In light of Thursday’s tabling of amendments to Canada’s Copyright Act (which you can read about here), I offer two opinions on the thorny issue of copyright in the digital age.

From “Bits, Bands and Books” in the New York Times:

In 1994, Esther Dyson, made a striking prediction: that the ease with which digital content can be copied and disseminated would eventually force businesses to sell the results of creative activity cheaply, or even give it away. Whatever the product — software, books, music, movies — the cost of creation would have to be recouped indirectly: businesses would have to “distribute intellectual property free in order to sell services and relationships.”

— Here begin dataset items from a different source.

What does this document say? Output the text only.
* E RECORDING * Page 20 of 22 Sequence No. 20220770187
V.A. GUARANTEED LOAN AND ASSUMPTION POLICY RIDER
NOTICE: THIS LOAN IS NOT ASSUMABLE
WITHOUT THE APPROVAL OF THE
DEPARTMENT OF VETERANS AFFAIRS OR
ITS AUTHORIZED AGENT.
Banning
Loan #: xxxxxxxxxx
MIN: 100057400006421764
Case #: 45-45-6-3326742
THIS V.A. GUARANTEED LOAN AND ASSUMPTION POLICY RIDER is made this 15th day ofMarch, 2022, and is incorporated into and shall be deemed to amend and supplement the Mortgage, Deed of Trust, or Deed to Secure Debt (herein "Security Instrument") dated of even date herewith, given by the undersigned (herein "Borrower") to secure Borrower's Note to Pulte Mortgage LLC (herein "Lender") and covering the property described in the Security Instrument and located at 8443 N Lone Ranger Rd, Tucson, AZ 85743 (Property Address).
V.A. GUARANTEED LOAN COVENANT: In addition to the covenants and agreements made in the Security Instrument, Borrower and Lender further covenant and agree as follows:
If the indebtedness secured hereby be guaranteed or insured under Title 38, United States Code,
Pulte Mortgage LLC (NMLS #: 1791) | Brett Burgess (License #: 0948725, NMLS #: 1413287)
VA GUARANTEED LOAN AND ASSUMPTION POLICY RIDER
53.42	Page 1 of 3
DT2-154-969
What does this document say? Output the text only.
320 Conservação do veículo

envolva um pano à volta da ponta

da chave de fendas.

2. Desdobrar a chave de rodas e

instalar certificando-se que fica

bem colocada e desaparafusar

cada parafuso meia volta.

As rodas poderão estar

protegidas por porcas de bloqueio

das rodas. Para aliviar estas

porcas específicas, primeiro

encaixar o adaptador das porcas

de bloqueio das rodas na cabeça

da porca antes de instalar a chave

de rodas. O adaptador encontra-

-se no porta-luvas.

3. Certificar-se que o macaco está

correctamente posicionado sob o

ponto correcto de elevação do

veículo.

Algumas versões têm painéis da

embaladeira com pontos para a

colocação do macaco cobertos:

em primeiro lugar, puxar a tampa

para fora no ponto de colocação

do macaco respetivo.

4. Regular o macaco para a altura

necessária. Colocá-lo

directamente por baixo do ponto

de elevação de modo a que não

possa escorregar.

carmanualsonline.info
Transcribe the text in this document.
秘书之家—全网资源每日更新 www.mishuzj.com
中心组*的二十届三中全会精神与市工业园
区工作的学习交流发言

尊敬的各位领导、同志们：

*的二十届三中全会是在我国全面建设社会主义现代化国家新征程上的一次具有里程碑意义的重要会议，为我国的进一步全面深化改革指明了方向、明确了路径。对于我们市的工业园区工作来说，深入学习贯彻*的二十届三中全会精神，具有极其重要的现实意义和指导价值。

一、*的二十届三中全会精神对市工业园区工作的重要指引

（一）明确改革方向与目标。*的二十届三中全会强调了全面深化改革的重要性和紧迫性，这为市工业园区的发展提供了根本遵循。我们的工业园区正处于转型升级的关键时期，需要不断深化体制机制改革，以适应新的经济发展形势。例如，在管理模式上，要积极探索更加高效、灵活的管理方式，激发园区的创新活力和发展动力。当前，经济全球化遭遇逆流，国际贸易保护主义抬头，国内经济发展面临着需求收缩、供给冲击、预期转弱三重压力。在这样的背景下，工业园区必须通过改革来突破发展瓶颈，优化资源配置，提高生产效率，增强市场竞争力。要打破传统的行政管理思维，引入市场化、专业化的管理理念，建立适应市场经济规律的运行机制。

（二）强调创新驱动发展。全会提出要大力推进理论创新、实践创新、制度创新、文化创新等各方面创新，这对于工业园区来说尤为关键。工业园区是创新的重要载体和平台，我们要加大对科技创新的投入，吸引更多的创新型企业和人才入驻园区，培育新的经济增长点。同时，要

From “The Tyranny of Copyright?” in the New York Times:
One of the central ideas of the Copy Left is that the Internet has been a catalyst for re-engaging with the culture – for interacting with the things we read and watch and listen to, as opposed to just sitting back and absorbing them. This vision of how culture works stands in contrast to what the Copy Left calls the “broadcast model” – the arrangement in which a small group of content producers disseminate their creations (television, movies, music) through controlled routes (cable, theaters, radio-TV stations) to passive consumers. Yochai Benkler, a law professor at Yale, argues that people want to be more engaged in their culture, despite the broadcast technology, like television, that he says has narcotized us. “People are users,” he says. “They are producers, storytellers, consumers, interactors – complex, varied beings, not just people who go to the store, buy a packaged good off the shelf and consume.”

1 comment:

Unapologetic Ex-Winnipegger said...

I think we are seeing disintermediation in the entertainment industry - artists are no longer beholden to record companies in order to get national/international exposure. The big money for the artist is in the touring - this does not bode well for the major label - an artist could theoretically sell their wares for WAY less than their label would and still get more than they would for per-unit royalties. All this without having to go through the pains of a Prince or George Michael.

As with the printing press before the digital age, the levers of power are shifting and some people aren't comfortable with that.

Ditto for the newspapers, radio/tv stations and other broadcasters. With some blogs/podcasts rivalling the reach of some pretty big mainstream networks, they are doubtless worried too.